Wednesday, June 1, 2011

Stocks Fall Sharply on Global Recovery Fears

ISM Manufacturing Index fell sharply in May to 53.5 from 60.4 in April, the lowest level in the past 12 months and below the decline to 57.1 that was forecast. However the index remains above the 50 level that denotes expansion, and indicates the overall economy continues to grow. The decline came as new orders fell to 51.0 from 61.7, production decreased to 54.0 from 63.8, and employment fell to 58.2 from 62.7. While the prices paid component fell to 76.5 from 85.5, below the 81.5 forecast, the Committee that compiles the survey said that manufacturers continue to experience “significant cost pressures from commodities and other inputs.”

The ADP Employment Change Report showed private sector payrolls rose by 38,000 jobs in May, versus the forecast of economists surveyed by Bloomberg, which called for a 175,000 increase, and April’s 179,000 job gain was revised to a rise of 177,000 jobs.

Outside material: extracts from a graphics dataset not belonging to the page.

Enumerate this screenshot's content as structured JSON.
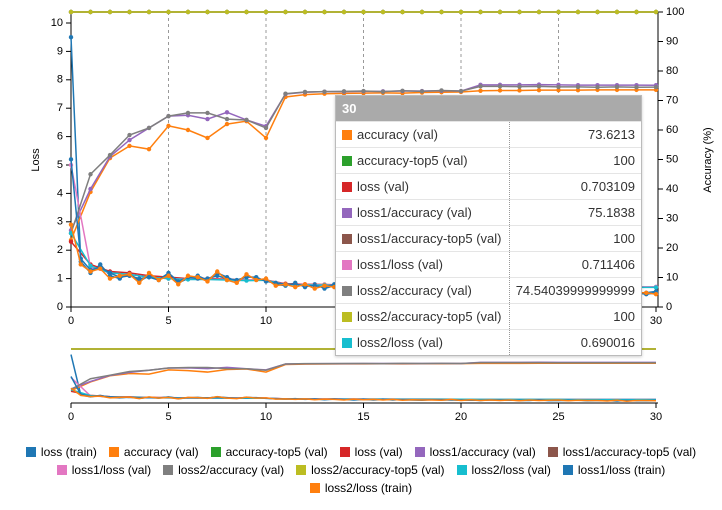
{
  "chart_data": {
    "type": "line",
    "ylabel": "Loss",
    "y2label": "Accuracy (%)",
    "x": [
      0,
      1,
      2,
      3,
      4,
      5,
      6,
      7,
      8,
      9,
      10,
      11,
      12,
      13,
      14,
      15,
      16,
      17,
      18,
      19,
      20,
      21,
      22,
      23,
      24,
      25,
      26,
      27,
      28,
      29,
      30
    ],
    "xlim": [
      0,
      30
    ],
    "xticks": [
      0,
      5,
      10,
      15,
      20,
      25,
      30
    ],
    "ylim": [
      0,
      10
    ],
    "yticks": [
      0,
      1,
      2,
      3,
      4,
      5,
      6,
      7,
      8,
      9,
      10
    ],
    "y2lim": [
      0,
      100
    ],
    "y2ticks": [
      0,
      10,
      20,
      30,
      40,
      50,
      60,
      70,
      80,
      90,
      100
    ],
    "grid": "x",
    "series": [
      {
        "name": "loss (train)",
        "color": "#1f77b4",
        "x": [
          0,
          0.5,
          1,
          1.5,
          2,
          2.5,
          3,
          3.5,
          4,
          4.5,
          5,
          5.5,
          6,
          6.5,
          7,
          7.5,
          8,
          8.5,
          9,
          9.5,
          10,
          10.5,
          11,
          11.5,
          12,
          12.5,
          13,
          13.5,
          14,
          14.5,
          15,
          15.5,
          16,
          16.5,
          17,
          17.5,
          18,
          18.5,
          19,
          19.5,
          20,
          20.5,
          21,
          21.5,
          22,
          22.5,
          23,
          23.5,
          24,
          24.5,
          25,
          25.5,
          26,
          26.5,
          27,
          27.5,
          28,
          28.5,
          29,
          29.5,
          30
        ],
        "values": [
          9.5,
          1.6,
          1.2,
          1.5,
          1.1,
          1.0,
          1.2,
          0.9,
          1.1,
          1.0,
          1.15,
          0.85,
          1.0,
          1.1,
          0.95,
          1.2,
          1.05,
          0.9,
          1.1,
          1.0,
          0.95,
          0.8,
          0.75,
          0.85,
          0.7,
          0.8,
          0.65,
          0.75,
          0.7,
          0.6,
          0.7,
          0.65,
          0.75,
          0.6,
          0.7,
          0.65,
          0.55,
          0.7,
          0.6,
          0.65,
          0.55,
          0.6,
          0.5,
          0.65,
          0.55,
          0.6,
          0.5,
          0.55,
          0.6,
          0.5,
          0.55,
          0.5,
          0.6,
          0.45,
          0.55,
          0.5,
          0.4,
          0.55,
          0.5,
          0.45,
          0.5
        ]
      },
      {
        "name": "accuracy (val)",
        "color": "#ff7f0e",
        "axis": "y2",
        "values": [
          22.7,
          39,
          50.5,
          54.6,
          53.5,
          61.4,
          60,
          57.3,
          62,
          63,
          57.3,
          71.2,
          72,
          72.3,
          72.4,
          72.5,
          72.6,
          72.5,
          72.7,
          72.8,
          72.9,
          73.3,
          73.4,
          73.4,
          73.5,
          73.5,
          73.5,
          73.6,
          73.6,
          73.6,
          73.6213
        ]
      },
      {
        "name": "accuracy-top5 (val)",
        "color": "#2ca02c",
        "axis": "y2",
        "values": [
          100,
          100,
          100,
          100,
          100,
          100,
          100,
          100,
          100,
          100,
          100,
          100,
          100,
          100,
          100,
          100,
          100,
          100,
          100,
          100,
          100,
          100,
          100,
          100,
          100,
          100,
          100,
          100,
          100,
          100,
          100
        ]
      },
      {
        "name": "loss (val)",
        "color": "#d62728",
        "values": [
          2.3,
          1.5,
          1.25,
          1.2,
          1.1,
          1.05,
          1.0,
          1.0,
          0.98,
          0.95,
          0.95,
          0.82,
          0.8,
          0.79,
          0.78,
          0.77,
          0.76,
          0.76,
          0.75,
          0.75,
          0.74,
          0.72,
          0.72,
          0.72,
          0.71,
          0.71,
          0.71,
          0.71,
          0.7,
          0.7,
          0.703109
        ]
      },
      {
        "name": "loss1/accuracy (val)",
        "color": "#9467bd",
        "axis": "y2",
        "values": [
          26,
          40,
          51,
          56.6,
          60.7,
          64.7,
          65,
          63.7,
          66,
          63.4,
          61.3,
          72.2,
          72.8,
          73,
          73,
          73.1,
          73.1,
          73.2,
          73.2,
          73.3,
          73.2,
          75.3,
          75.3,
          75.3,
          75.4,
          75.3,
          75.2,
          75.2,
          75.2,
          75.2,
          75.1838
        ]
      },
      {
        "name": "loss1/accuracy-top5 (val)",
        "color": "#8c564b",
        "axis": "y2",
        "values": [
          100,
          100,
          100,
          100,
          100,
          100,
          100,
          100,
          100,
          100,
          100,
          100,
          100,
          100,
          100,
          100,
          100,
          100,
          100,
          100,
          100,
          100,
          100,
          100,
          100,
          100,
          100,
          100,
          100,
          100,
          100
        ]
      },
      {
        "name": "loss1/loss (val)",
        "color": "#e377c2",
        "values": [
          5.0,
          1.4,
          1.2,
          1.15,
          1.05,
          1.0,
          0.98,
          0.98,
          0.96,
          0.95,
          0.95,
          0.8,
          0.79,
          0.78,
          0.78,
          0.77,
          0.76,
          0.75,
          0.75,
          0.74,
          0.74,
          0.72,
          0.72,
          0.72,
          0.72,
          0.71,
          0.71,
          0.71,
          0.71,
          0.71,
          0.711406
        ]
      },
      {
        "name": "loss2/accuracy (val)",
        "color": "#7f7f7f",
        "axis": "y2",
        "values": [
          25,
          45,
          51.5,
          58.3,
          60.7,
          64.7,
          65.8,
          65.8,
          63.7,
          63.4,
          60.7,
          72.3,
          72.9,
          73,
          73.1,
          73.2,
          73,
          73.3,
          73.1,
          73.4,
          73.2,
          74.8,
          74.8,
          74.7,
          74.8,
          74.6,
          74.6,
          74.5,
          74.6,
          74.5,
          74.54039999999999
        ]
      },
      {
        "name": "loss2/accuracy-top5 (val)",
        "color": "#bcbd22",
        "axis": "y2",
        "values": [
          100,
          100,
          100,
          100,
          100,
          100,
          100,
          100,
          100,
          100,
          100,
          100,
          100,
          100,
          100,
          100,
          100,
          100,
          100,
          100,
          100,
          100,
          100,
          100,
          100,
          100,
          100,
          100,
          100,
          100,
          100
        ]
      },
      {
        "name": "loss2/loss (val)",
        "color": "#17becf",
        "values": [
          2.6,
          1.45,
          1.2,
          1.15,
          1.05,
          1.0,
          0.97,
          0.97,
          0.95,
          0.93,
          0.94,
          0.79,
          0.78,
          0.77,
          0.76,
          0.75,
          0.75,
          0.74,
          0.74,
          0.73,
          0.73,
          0.71,
          0.71,
          0.7,
          0.7,
          0.7,
          0.69,
          0.69,
          0.69,
          0.69,
          0.690016
        ]
      },
      {
        "name": "loss1/loss (train)",
        "color": "#1f77b4",
        "x": [
          0,
          0.5,
          1,
          1.5,
          2,
          2.5,
          3,
          3.5,
          4,
          4.5,
          5,
          5.5,
          6,
          6.5,
          7,
          7.5,
          8,
          8.5,
          9,
          9.5,
          10,
          10.5,
          11,
          11.5,
          12,
          12.5,
          13,
          13.5,
          14,
          14.5,
          15,
          15.5,
          16,
          16.5,
          17,
          17.5,
          18,
          18.5,
          19,
          19.5,
          20,
          20.5,
          21,
          21.5,
          22,
          22.5,
          23,
          23.5,
          24,
          24.5,
          25,
          25.5,
          26,
          26.5,
          27,
          27.5,
          28,
          28.5,
          29,
          29.5,
          30
        ],
        "values": [
          5.2,
          1.7,
          1.3,
          1.4,
          1.2,
          1.05,
          1.1,
          1.0,
          1.05,
          0.95,
          1.2,
          0.9,
          1.05,
          1.0,
          1.0,
          1.1,
          1.0,
          0.95,
          1.05,
          1.05,
          0.9,
          0.85,
          0.8,
          0.8,
          0.75,
          0.75,
          0.7,
          0.8,
          0.65,
          0.65,
          0.75,
          0.6,
          0.7,
          0.65,
          0.65,
          0.6,
          0.6,
          0.65,
          0.65,
          0.6,
          0.6,
          0.55,
          0.55,
          0.6,
          0.6,
          0.55,
          0.55,
          0.5,
          0.65,
          0.5,
          0.5,
          0.55,
          0.55,
          0.5,
          0.5,
          0.45,
          0.5,
          0.5,
          0.45,
          0.5,
          0.55
        ]
      },
      {
        "name": "loss2/loss (train)",
        "color": "#ff7f0e",
        "x": [
          0,
          0.5,
          1,
          1.5,
          2,
          2.5,
          3,
          3.5,
          4,
          4.5,
          5,
          5.5,
          6,
          6.5,
          7,
          7.5,
          8,
          8.5,
          9,
          9.5,
          10,
          10.5,
          11,
          11.5,
          12,
          12.5,
          13,
          13.5,
          14,
          14.5,
          15,
          15.5,
          16,
          16.5,
          17,
          17.5,
          18,
          18.5,
          19,
          19.5,
          20,
          20.5,
          21,
          21.5,
          22,
          22.5,
          23,
          23.5,
          24,
          24.5,
          25,
          25.5,
          26,
          26.5,
          27,
          27.5,
          28,
          28.5,
          29,
          29.5,
          30
        ],
        "values": [
          2.9,
          1.5,
          1.25,
          1.35,
          1.0,
          1.1,
          1.15,
          0.85,
          1.2,
          0.95,
          1.1,
          0.8,
          1.1,
          1.05,
          0.9,
          1.25,
          0.95,
          0.85,
          1.15,
          0.95,
          1.0,
          0.75,
          0.8,
          0.7,
          0.8,
          0.65,
          0.75,
          0.7,
          0.6,
          0.75,
          0.65,
          0.7,
          0.6,
          0.7,
          0.55,
          0.65,
          0.6,
          0.6,
          0.55,
          0.7,
          0.5,
          0.65,
          0.5,
          0.6,
          0.5,
          0.6,
          0.45,
          0.6,
          0.5,
          0.55,
          0.6,
          0.45,
          0.55,
          0.5,
          0.5,
          0.4,
          0.55,
          0.35,
          0.5,
          0.5,
          0.45
        ]
      }
    ]
  }
}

Construction spending rose more than expected in April, rising 0.4% month-over-month, versus the 0.3% increase forecast by economists, but March’s initially reported increase of 1.4% was revised to a 0.1% gain. Residential spending led the advance, increasing 3.1%, more than offsetting a 0.8% decline in nonresidential spending.

The Dow Jones Industrial Average plunged 280 points (2.2%) to 12,290, the S&P 500 Index fell 31 points (2.3%) to 1,315, and the Nasdaq Composite declined 66 points (2.3%) to 2,769. WTI crude oil fell $2.53 to $100.17 per barrel, while the Bloomberg gold spot price rose $2.42 to $1,538.15 per ounce.